Les Tunisiens manifestent contre le retour des jihadistes dans les rues de Tunis, Tunisie, le 8 janvier 2017.

Le groupe Etat islamique (EI), auteur de multiples attentats sanglants en Tunisie, a appelé à de nouvelles attaques dans ce pays, dans une vidéo attribuée à l'organisation jihadiste et présentée comme filmée en Tunisie.

La vidéo montrant des hommes cagoulés et armés et diffusée dans la nuit de mardi à mercredi sur le compte du groupe EI de la messagerie Telegram, ne pouvait être authentifiée dans l'immédiat.

Signé du "bureau médiatique de l'EI en Tunisie", cet enregistrement de propagande est présenté comme filmé dans ce pays, un fait très rare.


Sa diffusion est intervenue trois semaines après un double attentat suicide contre la police à Tunis revendiqué par l'EI et qui a fait deux morts -un policier et un civil.

Dans la vidéo, le groupe d'hommes armés prêtent allégeance au chef de l'EI, Abou Bakr al-Baghdadi, le "commandeur des croyants".

"Vos soldats et vos fils en terre de Kairouan se portent bien", a déclaré l'un d'eux, surnommé "Abou Omar al-Tounsi (le Tunisien)", s'adressant à Abou Bakr al-Baghdadi. La région de Kairouan (centre) est un haut lieu de l'islam en Tunisie.

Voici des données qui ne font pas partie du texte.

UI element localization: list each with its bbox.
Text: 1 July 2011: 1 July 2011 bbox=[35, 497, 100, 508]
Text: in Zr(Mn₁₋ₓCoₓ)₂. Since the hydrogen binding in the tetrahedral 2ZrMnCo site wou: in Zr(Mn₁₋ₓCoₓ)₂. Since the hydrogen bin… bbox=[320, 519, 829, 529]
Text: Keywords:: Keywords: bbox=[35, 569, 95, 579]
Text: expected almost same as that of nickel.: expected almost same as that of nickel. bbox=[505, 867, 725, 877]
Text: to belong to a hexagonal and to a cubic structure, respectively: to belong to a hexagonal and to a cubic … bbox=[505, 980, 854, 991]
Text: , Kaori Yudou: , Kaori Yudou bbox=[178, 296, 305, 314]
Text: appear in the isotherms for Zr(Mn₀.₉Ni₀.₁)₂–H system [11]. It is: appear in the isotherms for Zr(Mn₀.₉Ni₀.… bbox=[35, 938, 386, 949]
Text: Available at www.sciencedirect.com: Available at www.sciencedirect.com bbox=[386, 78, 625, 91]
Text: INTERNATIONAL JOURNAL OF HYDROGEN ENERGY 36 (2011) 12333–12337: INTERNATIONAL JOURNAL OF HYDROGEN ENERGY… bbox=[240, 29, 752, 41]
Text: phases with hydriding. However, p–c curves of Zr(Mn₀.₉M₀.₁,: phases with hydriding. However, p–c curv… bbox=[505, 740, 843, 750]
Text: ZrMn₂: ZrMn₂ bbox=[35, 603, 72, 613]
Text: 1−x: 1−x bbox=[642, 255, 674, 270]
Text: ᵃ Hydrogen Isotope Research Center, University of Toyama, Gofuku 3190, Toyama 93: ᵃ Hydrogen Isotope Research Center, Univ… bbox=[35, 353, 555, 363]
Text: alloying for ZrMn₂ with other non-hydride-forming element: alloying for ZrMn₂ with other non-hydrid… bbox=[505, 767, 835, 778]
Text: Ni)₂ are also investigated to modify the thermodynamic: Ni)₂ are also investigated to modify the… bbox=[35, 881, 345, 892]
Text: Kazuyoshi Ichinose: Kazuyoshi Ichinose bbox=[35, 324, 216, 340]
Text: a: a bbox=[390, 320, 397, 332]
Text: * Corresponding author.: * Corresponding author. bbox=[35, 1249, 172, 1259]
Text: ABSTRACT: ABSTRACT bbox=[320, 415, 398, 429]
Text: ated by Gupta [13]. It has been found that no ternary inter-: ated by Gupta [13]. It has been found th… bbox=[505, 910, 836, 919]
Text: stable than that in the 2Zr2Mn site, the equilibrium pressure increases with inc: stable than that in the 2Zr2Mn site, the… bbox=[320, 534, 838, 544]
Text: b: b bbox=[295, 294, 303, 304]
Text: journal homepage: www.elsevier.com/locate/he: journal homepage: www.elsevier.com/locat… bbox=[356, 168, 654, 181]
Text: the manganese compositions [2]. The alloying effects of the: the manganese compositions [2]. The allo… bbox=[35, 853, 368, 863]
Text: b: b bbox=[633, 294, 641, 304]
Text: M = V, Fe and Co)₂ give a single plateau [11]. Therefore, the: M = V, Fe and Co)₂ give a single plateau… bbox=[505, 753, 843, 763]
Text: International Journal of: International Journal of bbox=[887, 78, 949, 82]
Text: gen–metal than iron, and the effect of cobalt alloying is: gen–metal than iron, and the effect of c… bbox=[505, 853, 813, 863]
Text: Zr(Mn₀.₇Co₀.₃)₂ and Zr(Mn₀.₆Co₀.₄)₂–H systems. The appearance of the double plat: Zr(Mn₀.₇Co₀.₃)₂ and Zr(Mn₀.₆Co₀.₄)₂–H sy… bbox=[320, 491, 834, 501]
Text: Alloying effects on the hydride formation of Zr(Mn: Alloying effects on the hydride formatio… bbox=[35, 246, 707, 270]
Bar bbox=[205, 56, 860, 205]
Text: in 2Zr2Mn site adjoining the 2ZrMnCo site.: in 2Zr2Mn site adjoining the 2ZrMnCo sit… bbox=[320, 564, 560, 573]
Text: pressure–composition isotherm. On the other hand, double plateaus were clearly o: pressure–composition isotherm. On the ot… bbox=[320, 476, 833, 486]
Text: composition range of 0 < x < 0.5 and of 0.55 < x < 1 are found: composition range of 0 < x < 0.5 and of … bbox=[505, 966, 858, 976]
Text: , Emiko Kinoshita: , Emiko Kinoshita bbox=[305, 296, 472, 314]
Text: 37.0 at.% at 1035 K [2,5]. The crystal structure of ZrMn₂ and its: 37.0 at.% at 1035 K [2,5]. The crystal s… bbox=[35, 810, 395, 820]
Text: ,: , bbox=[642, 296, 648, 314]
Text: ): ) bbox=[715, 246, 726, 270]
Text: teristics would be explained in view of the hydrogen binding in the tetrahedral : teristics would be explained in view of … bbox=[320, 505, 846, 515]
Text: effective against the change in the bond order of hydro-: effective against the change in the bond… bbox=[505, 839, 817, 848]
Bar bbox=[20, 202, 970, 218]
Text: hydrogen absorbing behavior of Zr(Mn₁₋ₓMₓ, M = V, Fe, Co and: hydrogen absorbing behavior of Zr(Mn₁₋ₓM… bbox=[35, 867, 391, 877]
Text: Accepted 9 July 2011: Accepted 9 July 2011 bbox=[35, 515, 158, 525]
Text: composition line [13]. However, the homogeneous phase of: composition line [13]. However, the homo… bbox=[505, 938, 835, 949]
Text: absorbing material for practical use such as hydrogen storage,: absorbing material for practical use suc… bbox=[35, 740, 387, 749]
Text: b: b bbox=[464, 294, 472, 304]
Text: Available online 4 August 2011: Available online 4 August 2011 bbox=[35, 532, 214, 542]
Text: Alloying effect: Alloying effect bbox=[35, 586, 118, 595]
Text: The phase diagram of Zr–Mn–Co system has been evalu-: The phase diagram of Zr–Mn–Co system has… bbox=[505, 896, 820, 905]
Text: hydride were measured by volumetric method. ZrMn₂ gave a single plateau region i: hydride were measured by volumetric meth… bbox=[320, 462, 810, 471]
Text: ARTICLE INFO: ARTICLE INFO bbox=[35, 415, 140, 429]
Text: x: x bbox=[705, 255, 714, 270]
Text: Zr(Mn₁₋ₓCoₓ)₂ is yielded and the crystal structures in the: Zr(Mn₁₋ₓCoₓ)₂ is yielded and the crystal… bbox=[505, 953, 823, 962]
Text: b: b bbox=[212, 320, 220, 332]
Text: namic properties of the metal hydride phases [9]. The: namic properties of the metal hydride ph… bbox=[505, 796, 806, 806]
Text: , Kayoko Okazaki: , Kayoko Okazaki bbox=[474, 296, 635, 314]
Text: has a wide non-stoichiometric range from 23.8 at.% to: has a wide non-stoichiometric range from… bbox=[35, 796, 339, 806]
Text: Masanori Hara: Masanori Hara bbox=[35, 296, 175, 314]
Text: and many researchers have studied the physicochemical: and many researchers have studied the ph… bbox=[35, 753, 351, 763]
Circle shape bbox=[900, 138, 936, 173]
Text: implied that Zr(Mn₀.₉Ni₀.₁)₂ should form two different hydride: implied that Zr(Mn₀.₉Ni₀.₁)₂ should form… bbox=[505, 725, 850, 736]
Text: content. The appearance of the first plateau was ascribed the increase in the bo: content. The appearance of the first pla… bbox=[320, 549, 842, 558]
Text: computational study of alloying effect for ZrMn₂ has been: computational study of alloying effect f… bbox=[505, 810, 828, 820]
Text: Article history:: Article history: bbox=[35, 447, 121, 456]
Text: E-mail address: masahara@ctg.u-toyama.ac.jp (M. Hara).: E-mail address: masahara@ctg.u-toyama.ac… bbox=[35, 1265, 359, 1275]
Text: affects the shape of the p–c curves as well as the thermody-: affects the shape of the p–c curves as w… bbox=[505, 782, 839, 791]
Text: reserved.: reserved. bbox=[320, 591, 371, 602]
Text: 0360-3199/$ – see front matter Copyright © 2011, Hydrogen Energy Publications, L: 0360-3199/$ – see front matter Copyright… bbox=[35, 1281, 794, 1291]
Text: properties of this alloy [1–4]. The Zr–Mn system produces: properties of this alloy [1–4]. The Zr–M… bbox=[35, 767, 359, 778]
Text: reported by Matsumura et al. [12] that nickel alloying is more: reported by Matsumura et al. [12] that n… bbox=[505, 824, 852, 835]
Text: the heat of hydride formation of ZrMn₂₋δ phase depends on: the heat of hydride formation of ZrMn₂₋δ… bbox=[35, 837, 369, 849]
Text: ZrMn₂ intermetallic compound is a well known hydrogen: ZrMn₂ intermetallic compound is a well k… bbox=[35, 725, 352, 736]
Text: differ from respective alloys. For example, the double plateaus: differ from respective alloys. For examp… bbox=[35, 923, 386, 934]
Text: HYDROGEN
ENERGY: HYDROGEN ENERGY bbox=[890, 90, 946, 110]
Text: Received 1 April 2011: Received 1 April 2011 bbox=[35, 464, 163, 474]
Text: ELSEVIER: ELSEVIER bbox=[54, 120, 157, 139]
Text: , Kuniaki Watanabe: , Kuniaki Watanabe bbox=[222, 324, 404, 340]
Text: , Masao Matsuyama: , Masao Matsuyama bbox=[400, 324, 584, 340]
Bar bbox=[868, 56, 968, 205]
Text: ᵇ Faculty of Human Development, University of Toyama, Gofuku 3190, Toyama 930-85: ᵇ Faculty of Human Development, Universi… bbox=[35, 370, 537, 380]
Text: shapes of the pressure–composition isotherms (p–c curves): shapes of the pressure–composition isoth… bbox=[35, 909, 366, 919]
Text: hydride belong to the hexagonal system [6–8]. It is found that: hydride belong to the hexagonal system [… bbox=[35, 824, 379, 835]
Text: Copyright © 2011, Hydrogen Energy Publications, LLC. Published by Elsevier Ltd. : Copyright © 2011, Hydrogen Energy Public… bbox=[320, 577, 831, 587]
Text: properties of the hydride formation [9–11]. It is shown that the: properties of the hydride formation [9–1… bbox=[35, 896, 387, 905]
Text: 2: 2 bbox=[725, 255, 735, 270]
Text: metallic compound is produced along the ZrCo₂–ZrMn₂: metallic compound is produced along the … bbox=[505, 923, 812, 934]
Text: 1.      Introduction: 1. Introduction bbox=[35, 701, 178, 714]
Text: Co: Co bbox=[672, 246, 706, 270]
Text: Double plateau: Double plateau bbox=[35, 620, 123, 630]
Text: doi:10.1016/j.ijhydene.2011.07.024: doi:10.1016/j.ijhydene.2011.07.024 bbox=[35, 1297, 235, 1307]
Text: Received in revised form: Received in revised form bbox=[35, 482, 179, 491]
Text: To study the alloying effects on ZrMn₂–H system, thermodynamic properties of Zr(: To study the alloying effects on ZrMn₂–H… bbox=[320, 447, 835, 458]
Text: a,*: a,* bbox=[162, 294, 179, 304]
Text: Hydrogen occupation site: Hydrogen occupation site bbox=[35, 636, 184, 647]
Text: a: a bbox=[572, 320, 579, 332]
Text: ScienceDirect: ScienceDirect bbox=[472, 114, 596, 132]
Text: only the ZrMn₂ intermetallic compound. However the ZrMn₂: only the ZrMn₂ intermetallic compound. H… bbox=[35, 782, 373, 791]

Un autre jihadiste surnommé "Abou Khaled al-Tounsi", appelle à "semer la terreur" en Tunisie.

Après la révolution de 2011, la Tunisie a été confrontée à un essor de la mouvance jihadiste, responsable de la mort de dizaines de soldats et de policiers, mais aussi de nombreux civils et touristes étrangers.

Même si la sécurité s'est sensiblement améliorée ces dernières années, l'état d'urgence, instauré en novembre 2015, a sans cesse été renouvelé dans le pays.